Do zajścia doszło w niedzielę, po godzinie 15. Ekipa Polsatu przygotowywała się do relacji z marszu matek z dziećmi, które domagają się zniesienia barier architektonicznych.
Po nagraniu operator kamery i dziennikarz wrócili do studia, ale przy placu Mickiewicza został wóz satelitarny Polsatu z technikiem i inżynierem w środku. W pewnym momencie przy aucie pojawiła się grupa trzech mężczyzn i kobieta.
"Krzyczeli Lech Poznań!>. Podeszli do wozu i zaczęli okładać go pięściami. Potem chwycili za nadkola i kołysali wozem, próbując przewrócić. Wtedy wyskoczyłem z szoferki, inżynier został w wozie" - opowiada "Gazecie Wyborczej" technik Polsatu, który chwilę potem otrzymał cios pięścią w twarz.
Jeden z napastników miał krzyczeć, ze go dobiją, a z ust drugiego płynęły inwektywy. "Ty ch... z Polsatu!" - krzyczał do napadniętego mężczyzny.

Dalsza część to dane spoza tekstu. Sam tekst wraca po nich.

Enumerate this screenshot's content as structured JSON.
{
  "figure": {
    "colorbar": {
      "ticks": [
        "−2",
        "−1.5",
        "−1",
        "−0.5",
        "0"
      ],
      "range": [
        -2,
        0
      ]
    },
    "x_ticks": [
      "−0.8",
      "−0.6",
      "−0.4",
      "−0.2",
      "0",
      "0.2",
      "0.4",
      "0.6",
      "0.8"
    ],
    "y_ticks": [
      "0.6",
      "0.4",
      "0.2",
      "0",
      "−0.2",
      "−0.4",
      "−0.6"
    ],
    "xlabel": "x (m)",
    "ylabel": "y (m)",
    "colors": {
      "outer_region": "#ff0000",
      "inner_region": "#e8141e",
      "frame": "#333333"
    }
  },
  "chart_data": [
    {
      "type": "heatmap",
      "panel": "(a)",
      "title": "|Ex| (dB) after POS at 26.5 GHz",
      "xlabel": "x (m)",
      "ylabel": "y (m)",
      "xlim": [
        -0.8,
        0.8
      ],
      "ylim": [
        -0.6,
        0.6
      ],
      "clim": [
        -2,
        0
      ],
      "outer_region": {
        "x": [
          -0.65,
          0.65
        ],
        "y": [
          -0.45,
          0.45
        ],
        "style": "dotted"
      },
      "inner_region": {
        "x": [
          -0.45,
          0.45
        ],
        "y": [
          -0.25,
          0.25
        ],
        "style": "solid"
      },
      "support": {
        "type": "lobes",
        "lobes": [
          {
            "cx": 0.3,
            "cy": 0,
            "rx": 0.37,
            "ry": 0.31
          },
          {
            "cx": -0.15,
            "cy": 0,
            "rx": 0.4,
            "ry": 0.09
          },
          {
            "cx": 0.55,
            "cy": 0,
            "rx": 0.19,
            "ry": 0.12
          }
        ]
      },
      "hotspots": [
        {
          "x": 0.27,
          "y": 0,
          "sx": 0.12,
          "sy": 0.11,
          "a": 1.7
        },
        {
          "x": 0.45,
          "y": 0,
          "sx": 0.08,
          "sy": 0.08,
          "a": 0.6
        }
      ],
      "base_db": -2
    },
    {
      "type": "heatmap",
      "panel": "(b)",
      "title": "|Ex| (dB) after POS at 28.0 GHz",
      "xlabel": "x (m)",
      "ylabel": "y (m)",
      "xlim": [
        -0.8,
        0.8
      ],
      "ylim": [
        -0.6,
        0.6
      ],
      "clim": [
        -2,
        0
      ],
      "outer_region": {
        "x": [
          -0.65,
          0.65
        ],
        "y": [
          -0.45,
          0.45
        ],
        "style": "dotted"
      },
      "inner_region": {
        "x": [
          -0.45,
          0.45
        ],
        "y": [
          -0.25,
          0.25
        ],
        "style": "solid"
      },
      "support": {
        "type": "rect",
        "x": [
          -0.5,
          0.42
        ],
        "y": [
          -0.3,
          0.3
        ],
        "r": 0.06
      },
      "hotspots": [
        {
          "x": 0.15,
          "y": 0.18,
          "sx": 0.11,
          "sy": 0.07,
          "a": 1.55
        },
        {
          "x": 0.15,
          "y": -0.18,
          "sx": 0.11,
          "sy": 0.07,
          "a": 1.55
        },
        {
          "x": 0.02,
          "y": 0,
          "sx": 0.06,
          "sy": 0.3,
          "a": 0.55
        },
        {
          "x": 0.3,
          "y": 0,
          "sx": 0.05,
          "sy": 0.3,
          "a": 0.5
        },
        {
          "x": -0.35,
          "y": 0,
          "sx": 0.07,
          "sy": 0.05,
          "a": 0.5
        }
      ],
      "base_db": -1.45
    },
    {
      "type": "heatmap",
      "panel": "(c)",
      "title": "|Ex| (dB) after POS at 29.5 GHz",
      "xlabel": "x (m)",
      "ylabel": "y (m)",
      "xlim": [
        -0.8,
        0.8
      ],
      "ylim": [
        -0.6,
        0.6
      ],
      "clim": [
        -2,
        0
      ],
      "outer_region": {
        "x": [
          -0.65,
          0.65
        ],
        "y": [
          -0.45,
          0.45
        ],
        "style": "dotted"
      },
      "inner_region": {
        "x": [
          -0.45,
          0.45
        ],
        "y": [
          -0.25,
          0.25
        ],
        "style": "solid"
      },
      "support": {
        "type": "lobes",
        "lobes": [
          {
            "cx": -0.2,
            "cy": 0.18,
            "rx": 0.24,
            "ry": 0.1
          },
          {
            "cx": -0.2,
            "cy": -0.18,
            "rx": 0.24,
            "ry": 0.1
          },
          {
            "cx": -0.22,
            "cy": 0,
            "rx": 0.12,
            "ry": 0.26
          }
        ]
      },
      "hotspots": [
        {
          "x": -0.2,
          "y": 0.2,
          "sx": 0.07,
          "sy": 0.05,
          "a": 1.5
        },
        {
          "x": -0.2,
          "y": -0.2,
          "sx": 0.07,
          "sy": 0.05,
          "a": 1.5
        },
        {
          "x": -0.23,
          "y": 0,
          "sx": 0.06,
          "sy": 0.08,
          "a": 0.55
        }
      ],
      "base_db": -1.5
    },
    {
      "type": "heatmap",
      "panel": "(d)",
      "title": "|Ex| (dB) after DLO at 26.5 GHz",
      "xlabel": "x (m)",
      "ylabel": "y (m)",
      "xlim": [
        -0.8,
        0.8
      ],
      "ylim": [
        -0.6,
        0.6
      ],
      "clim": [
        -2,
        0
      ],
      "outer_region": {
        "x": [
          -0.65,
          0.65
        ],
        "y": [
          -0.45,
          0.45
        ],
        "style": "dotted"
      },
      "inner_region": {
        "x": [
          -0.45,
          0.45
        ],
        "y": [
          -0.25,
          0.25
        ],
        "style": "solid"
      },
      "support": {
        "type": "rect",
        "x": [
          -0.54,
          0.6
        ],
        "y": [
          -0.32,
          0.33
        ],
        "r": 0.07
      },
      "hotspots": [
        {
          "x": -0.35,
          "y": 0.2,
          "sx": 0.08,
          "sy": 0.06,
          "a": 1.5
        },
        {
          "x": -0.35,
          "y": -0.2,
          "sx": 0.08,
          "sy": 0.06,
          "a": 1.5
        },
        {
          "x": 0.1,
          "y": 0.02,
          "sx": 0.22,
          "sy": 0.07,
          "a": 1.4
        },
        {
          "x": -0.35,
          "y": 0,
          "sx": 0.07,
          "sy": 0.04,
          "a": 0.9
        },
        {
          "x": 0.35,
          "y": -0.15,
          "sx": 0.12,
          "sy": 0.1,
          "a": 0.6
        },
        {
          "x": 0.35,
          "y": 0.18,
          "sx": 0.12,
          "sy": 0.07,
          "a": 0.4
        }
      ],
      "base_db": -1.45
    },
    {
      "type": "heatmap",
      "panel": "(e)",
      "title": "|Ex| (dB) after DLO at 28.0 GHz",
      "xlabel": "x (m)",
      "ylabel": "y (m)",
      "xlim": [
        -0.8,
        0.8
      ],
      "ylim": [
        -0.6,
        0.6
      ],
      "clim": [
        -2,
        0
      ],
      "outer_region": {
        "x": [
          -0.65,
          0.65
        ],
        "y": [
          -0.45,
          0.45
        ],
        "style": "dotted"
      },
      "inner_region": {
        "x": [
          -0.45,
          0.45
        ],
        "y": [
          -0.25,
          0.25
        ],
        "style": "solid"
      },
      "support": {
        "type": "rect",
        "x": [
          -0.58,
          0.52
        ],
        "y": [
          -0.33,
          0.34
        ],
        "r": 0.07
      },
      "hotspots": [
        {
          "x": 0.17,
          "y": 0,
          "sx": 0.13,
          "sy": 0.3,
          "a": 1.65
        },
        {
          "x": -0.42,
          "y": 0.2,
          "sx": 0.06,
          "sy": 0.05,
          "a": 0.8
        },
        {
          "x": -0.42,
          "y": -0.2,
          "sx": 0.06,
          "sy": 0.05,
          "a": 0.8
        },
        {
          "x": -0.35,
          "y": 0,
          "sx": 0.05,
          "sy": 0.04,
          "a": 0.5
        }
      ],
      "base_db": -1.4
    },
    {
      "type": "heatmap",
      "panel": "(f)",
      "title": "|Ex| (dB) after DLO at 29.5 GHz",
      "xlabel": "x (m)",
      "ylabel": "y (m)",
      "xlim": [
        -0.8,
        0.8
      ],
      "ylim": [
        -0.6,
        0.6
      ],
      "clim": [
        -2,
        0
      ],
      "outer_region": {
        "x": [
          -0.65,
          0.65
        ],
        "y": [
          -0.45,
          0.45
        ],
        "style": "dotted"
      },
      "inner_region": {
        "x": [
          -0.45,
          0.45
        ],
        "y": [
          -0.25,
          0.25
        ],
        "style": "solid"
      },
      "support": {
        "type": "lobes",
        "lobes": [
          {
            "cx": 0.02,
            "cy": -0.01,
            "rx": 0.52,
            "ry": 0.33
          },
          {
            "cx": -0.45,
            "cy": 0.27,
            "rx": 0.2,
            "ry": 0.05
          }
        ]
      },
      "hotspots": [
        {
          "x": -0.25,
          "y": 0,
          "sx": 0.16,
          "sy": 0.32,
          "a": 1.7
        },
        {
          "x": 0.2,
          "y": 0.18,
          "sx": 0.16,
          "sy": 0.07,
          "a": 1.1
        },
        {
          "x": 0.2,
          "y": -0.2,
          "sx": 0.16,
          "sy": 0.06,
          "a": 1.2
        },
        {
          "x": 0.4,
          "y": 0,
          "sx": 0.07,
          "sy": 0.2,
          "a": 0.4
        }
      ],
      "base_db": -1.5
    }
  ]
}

Bity pracownik Polsatu usłyszał też, że bandyci spalą wóz satelitarny.
"Powiedzieli mi, że mnie zabiją, jeśli się odezwę. Na chwilę straciłem przytomność" - mówi technik stacji telewizyjnej.
Gdy napastnicy oddalili się, pracownik Polsatu zadzwonił na policje. Funkcjonariusze, którzy zjawili się na miejscu po kilku minutach, zatrzymali bandytów, którzy szli w kierunku Starego Miasta. Dwaj z nich trafili do izby wytrzeźwień, bo byli pijani.
"Wiemy od naszego pracownika, że napastnicy identyfikowali się z Lechem Poznań, ale na razie traktujemy to jako wybryk chuligański" - mówi rzecznik prasowy Telewizji Polsat, Tomasz Matwiejczuk.
Policja sprawdza, czy napastnicy są rzeczywiście kibolami poznańskiego Lecha. Mają oni już postawione zarzuty w związku z napaścią. Grozi im do pięciu lat więzienia.
To kolejna napaść na przedstawicieli mediów. 11 listopada spalono wóz satelitarny TVN24, uszkodzono też pojazdy Polsatu i Superstacji.